Биофизические механизмы натриевых каналопатий в миокарде: cиндром удлиненного интервала QT и синдром Бругада

Abstract

Mutations in gene SCN5A, which encodes the α-subunit of cardiac voltage-gated sodium channel Nav1.5, are often associated with long QT syndrome type 3 (LQT3) and Brugada syndrome type 1 (BrS1). Recently large progress was achieved in an understanding of biophysical mechanisms of these arrhythmias. The LQT3 syndrome is associated with the gain-of-function due to accelerated activation, decelerated inactivation, appearance of sustained current, and accelerated recovery from inactivation.
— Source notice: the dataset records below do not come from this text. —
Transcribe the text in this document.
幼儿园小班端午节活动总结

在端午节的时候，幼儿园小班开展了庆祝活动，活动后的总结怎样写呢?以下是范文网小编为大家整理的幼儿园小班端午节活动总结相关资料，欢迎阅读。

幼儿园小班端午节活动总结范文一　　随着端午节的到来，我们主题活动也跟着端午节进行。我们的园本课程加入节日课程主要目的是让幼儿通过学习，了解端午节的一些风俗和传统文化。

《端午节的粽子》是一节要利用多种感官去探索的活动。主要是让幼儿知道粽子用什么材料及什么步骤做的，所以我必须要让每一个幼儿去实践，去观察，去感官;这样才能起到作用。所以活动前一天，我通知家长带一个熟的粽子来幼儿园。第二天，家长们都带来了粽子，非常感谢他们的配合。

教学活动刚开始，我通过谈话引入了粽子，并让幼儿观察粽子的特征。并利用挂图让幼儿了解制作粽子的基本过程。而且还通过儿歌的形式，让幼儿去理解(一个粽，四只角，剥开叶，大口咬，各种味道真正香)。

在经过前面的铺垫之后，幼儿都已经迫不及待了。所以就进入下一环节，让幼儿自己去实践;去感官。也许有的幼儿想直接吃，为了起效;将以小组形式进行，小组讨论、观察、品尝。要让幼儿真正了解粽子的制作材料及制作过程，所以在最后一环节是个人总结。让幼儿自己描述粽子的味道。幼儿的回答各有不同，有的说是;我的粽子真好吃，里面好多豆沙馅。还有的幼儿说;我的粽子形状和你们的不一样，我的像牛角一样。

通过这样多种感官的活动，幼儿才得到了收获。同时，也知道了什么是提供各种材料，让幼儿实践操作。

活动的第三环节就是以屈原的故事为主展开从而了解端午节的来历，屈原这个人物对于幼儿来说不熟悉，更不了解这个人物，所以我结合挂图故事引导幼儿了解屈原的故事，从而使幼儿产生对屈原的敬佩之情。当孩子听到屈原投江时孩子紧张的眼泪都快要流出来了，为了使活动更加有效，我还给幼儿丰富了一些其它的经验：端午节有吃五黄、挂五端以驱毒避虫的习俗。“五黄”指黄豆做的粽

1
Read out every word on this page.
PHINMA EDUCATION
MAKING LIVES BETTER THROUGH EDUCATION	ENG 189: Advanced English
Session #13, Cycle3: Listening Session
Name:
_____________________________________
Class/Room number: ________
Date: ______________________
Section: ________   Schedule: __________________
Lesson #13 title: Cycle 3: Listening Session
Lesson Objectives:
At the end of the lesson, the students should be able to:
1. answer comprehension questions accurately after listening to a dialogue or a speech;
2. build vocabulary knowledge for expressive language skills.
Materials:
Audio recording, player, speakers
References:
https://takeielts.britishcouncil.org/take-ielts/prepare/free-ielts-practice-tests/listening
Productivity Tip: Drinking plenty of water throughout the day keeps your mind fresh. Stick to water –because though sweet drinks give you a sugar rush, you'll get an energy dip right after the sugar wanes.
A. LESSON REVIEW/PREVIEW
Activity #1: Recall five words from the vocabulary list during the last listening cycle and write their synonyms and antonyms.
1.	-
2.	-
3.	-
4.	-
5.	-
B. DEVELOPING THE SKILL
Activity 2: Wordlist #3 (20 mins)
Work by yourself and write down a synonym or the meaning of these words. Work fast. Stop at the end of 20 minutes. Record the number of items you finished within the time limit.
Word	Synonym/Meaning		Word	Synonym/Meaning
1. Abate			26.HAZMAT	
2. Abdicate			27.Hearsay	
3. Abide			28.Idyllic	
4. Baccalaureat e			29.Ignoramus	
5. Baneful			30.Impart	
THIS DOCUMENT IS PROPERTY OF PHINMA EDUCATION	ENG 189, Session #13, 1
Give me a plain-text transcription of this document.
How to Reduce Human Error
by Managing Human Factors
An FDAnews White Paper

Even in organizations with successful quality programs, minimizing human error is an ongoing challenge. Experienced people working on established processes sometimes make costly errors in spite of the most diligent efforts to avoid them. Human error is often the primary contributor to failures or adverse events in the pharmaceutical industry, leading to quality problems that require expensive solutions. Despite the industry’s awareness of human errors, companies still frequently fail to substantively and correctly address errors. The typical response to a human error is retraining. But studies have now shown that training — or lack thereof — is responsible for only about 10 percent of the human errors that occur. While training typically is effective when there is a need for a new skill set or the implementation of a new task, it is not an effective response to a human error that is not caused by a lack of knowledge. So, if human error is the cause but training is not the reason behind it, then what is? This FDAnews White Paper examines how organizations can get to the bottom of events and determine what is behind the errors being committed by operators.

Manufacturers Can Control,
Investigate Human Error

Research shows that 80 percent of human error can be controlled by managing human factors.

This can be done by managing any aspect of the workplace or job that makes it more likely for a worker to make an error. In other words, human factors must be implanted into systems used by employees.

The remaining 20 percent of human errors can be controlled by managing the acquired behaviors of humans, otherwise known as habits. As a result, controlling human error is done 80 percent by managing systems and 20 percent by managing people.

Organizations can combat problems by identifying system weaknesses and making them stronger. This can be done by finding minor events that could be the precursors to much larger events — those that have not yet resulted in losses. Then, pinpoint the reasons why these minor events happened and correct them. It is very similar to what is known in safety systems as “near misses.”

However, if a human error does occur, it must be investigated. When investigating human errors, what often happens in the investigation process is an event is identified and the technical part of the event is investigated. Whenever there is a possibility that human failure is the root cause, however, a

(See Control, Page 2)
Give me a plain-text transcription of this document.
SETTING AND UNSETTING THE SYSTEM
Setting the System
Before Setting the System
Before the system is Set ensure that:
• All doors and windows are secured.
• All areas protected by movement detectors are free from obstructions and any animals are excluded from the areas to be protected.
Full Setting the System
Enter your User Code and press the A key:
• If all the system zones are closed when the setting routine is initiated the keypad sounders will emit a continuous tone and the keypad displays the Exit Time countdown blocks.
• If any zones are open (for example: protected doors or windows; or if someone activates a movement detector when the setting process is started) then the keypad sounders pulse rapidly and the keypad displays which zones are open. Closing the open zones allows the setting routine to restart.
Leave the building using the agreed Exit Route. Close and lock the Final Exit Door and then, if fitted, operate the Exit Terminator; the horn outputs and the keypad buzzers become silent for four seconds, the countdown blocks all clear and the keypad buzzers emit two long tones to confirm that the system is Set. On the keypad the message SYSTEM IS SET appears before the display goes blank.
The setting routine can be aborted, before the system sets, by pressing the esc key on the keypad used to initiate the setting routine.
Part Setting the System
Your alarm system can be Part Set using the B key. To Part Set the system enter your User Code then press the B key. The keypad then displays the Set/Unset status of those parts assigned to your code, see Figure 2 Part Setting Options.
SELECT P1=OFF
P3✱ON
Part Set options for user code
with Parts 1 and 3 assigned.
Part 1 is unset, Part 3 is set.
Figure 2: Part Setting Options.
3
In contrast, The BrS1 syndrome is associated with loss-of-function due to defective channel trafficking, impaired activation; enhanced fast and slow inactivation, and decelerated recovery from inactivation. Mutations associated with inherited arrhythmias, can also disturb interactions of Nav1.5 with different proteins and/or ligands and cause abnormal reactions in response to pharmacological agents. Furthermore, mutations can affect post-translational modifications and sensitivity to pH and temperature. Here we review current knowledge on biophysical mechanisms of Brugada and long QT syndromes. We focus on limitations of studies that use heterologous expression systems and causes hampering our understanding of genotype-phenotype relations of SCN5A mutations.